Hasta los partidos obreros estaban divididos. Indignados por los sucesos de Casas Viejas, de los que hacían responsable al propio Partido Socialista, los anarquistas propugnaban la abstención para aquellas elecciones. ¡Bonita manera de luchar contra el feudalismo y la reacción! Aquellas decenas de miles de votos que se perdieron por culpa de los anarquistas llevarían a la derecha en volandas al triunfo.
Lo que yo recuerdo de las elecciones de octubre de 1933 fue la masiva presencia de sacerdotes, monjas y frailes en los colegios electorales. Parece ser que por especial dispensa del Vaticano hasta las monjas de clausura pudieron salir de los conventos para depositar sus votos. Recuerdo que la gente las abucheaba por las calles, pero ellas permanecían imperturbables en su desfile hacia los colegios electorales. Afortunadamente, la policía había tomado las calles de Madrid en aquella jornada electoral, de manera que no se produjeron los incidentes que cabría haber esperado.

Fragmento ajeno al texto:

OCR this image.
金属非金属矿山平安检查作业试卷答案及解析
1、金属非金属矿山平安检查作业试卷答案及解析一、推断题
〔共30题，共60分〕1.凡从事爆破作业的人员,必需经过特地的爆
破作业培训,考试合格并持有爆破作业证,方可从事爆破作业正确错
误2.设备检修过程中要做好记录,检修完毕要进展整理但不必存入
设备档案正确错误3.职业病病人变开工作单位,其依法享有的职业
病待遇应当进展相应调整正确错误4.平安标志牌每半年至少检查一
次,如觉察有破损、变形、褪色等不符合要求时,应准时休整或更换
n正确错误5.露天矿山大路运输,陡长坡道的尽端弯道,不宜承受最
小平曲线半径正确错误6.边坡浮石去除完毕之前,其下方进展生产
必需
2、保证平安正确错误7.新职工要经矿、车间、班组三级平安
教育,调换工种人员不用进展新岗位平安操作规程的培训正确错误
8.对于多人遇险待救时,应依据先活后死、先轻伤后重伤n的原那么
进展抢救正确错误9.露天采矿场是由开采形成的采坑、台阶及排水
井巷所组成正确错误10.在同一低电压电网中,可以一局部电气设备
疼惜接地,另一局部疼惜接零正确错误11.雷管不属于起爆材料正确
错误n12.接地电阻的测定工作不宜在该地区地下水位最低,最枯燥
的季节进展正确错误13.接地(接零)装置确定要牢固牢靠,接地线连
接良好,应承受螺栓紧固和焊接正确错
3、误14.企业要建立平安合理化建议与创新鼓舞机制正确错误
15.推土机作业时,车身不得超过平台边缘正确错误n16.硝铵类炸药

El resultado de aquellas elecciones fue el colapso total y absoluto de todos los partidos republicanos, con la excepción del partido del señor Lerroux, si es que podemos considerar al partido de Lerroux como verdaderamente republicano. El derrumbe más significativo fue el del propio Manuel Azaña y su Acción Republicana: de cuarenta diputados había pasado a tener solo ocho, y el propio Azaña se hubiera quedado sin escaño de no ser por la gentileza de su amigo Julián Zugazagoitia, editor de El Socialista, que le cedió el suyo.

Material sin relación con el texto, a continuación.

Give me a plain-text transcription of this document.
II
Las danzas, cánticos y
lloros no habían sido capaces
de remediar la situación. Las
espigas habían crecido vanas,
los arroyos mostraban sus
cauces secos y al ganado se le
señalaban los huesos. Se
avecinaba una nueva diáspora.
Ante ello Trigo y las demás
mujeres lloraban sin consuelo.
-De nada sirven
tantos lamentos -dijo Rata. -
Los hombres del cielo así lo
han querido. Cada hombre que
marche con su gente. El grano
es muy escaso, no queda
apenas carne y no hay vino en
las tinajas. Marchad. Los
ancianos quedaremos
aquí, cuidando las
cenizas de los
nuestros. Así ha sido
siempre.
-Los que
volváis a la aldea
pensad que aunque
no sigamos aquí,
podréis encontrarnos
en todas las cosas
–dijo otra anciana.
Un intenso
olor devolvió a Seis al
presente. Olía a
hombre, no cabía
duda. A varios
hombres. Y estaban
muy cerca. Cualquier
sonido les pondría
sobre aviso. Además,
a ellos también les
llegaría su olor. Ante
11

El triunfador —además de Alejandro Lerroux— había sido José María Gil Robles al frente de la CEDA, el partido de la Iglesia católica. ¡Había que ver ahora al llamado Emperador del Paralelo, azote en otro tiempo de la Iglesia y los curas, andando del bracete de Gil Robles y, por tanto, de toda la Curia romana! Porque si en la primera vuelta la colaboración entre Lerroux y Robles había sido tentativa, en la segunda fue ya descarada, y en algunos lugares, como en Córdoba, los candidatos de la CEDA habían dejado de lado a los monárquicos para aliarse con los republicanos de Lerroux en listas únicas. ABC podía muy bien rasgarse las vestiduras por la forma en que los católicos de la CEDA habían prescindido de los monárquicos, pero los resultados a la vista estaban: entre Gil Robles y Lerroux sumaban más de doscientos diputados, y si a estos añadimos los cuarenta del Partido Agrario, resulta que tenían una holgada mayoría en un hemiciclo de cuatrocientos cuarenta y tres escaños. Todo ello sin contar con los sesenta y tantos diputados monárquicos —alfonsinos y carlistas— que habían sido elegidos.

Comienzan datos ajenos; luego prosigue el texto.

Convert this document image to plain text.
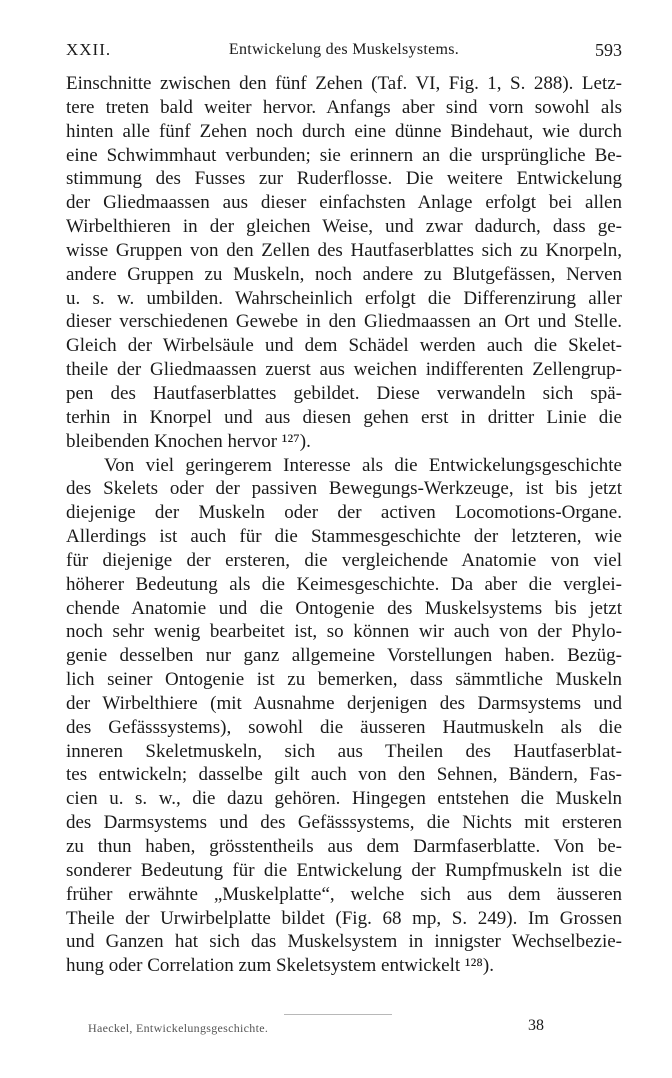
XXII.	Entwickelung des Muskelsystems.	593
Einschnitte zwischen den fünf Zehen (Taf. VI, Fig. 1, S. 288). Letz-
tere treten bald weiter hervor. Anfangs aber sind vorn sowohl als
hinten alle fünf Zehen noch durch eine dünne Bindehaut, wie durch
eine Schwimmhaut verbunden; sie erinnern an die ursprüngliche Be-
stimmung des Fusses zur Ruderflosse. Die weitere Entwickelung
der Gliedmaassen aus dieser einfachsten Anlage erfolgt bei allen
Wirbelthieren in der gleichen Weise, und zwar dadurch, dass ge-
wisse Gruppen von den Zellen des Hautfaserblattes sich zu Knorpeln,
andere Gruppen zu Muskeln, noch andere zu Blutgefässen, Nerven
u. s. w. umbilden. Wahrscheinlich erfolgt die Differenzirung aller
dieser verschiedenen Gewebe in den Gliedmaassen an Ort und Stelle.
Gleich der Wirbelsäule und dem Schädel werden auch die Skelet-
theile der Gliedmaassen zuerst aus weichen indifferenten Zellengrup-
pen des Hautfaserblattes gebildet. Diese verwandeln sich spä-
terhin in Knorpel und aus diesen gehen erst in dritter Linie die
bleibenden Knochen hervor ¹²⁷).
Von viel geringerem Interesse als die Entwickelungsgeschichte
des Skelets oder der passiven Bewegungs-Werkzeuge, ist bis jetzt
diejenige der Muskeln oder der activen Locomotions-Organe.
Allerdings ist auch für die Stammesgeschichte der letzteren, wie
für diejenige der ersteren, die vergleichende Anatomie von viel
höherer Bedeutung als die Keimesgeschichte. Da aber die verglei-
chende Anatomie und die Ontogenie des Muskelsystems bis jetzt
noch sehr wenig bearbeitet ist, so können wir auch von der Phylo-
genie desselben nur ganz allgemeine Vorstellungen haben. Bezüg-
lich seiner Ontogenie ist zu bemerken, dass sämmtliche Muskeln
der Wirbelthiere (mit Ausnahme derjenigen des Darmsystems und
des Gefässsystems), sowohl die äusseren Hautmuskeln als die
inneren Skeletmuskeln, sich aus Theilen des Hautfaserblat-
tes entwickeln; dasselbe gilt auch von den Sehnen, Bändern, Fas-
cien u. s. w., die dazu gehören. Hingegen entstehen die Muskeln
des Darmsystems und des Gefässsystems, die Nichts mit ersteren
zu thun haben, grösstentheils aus dem Darmfaserblatte. Von be-
sonderer Bedeutung für die Entwickelung der Rumpfmuskeln ist die
früher erwähnte „Muskelplatte“, welche sich aus dem äusseren
Theile der Urwirbelplatte bildet (Fig. 68 mp, S. 249). Im Grossen
und Ganzen hat sich das Muskelsystem in innigster Wechselbezie-
hung oder Correlation zum Skeletsystem entwickelt ¹²⁸).
Haeckel, Entwickelungsgeschichte.	38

El único partido de la izquierda que se había salvado de aquel naufragio era el Socialista, que había conseguido sesenta y cinco diputados. Cataluña había sido el único lugar que defendía mayoritariamente los ideales republicanos, y Esquerra Republicana se convirtió en el partido más votado, enviando treinta diputados a Madrid para defender lo que quedaba de la maltrecha República.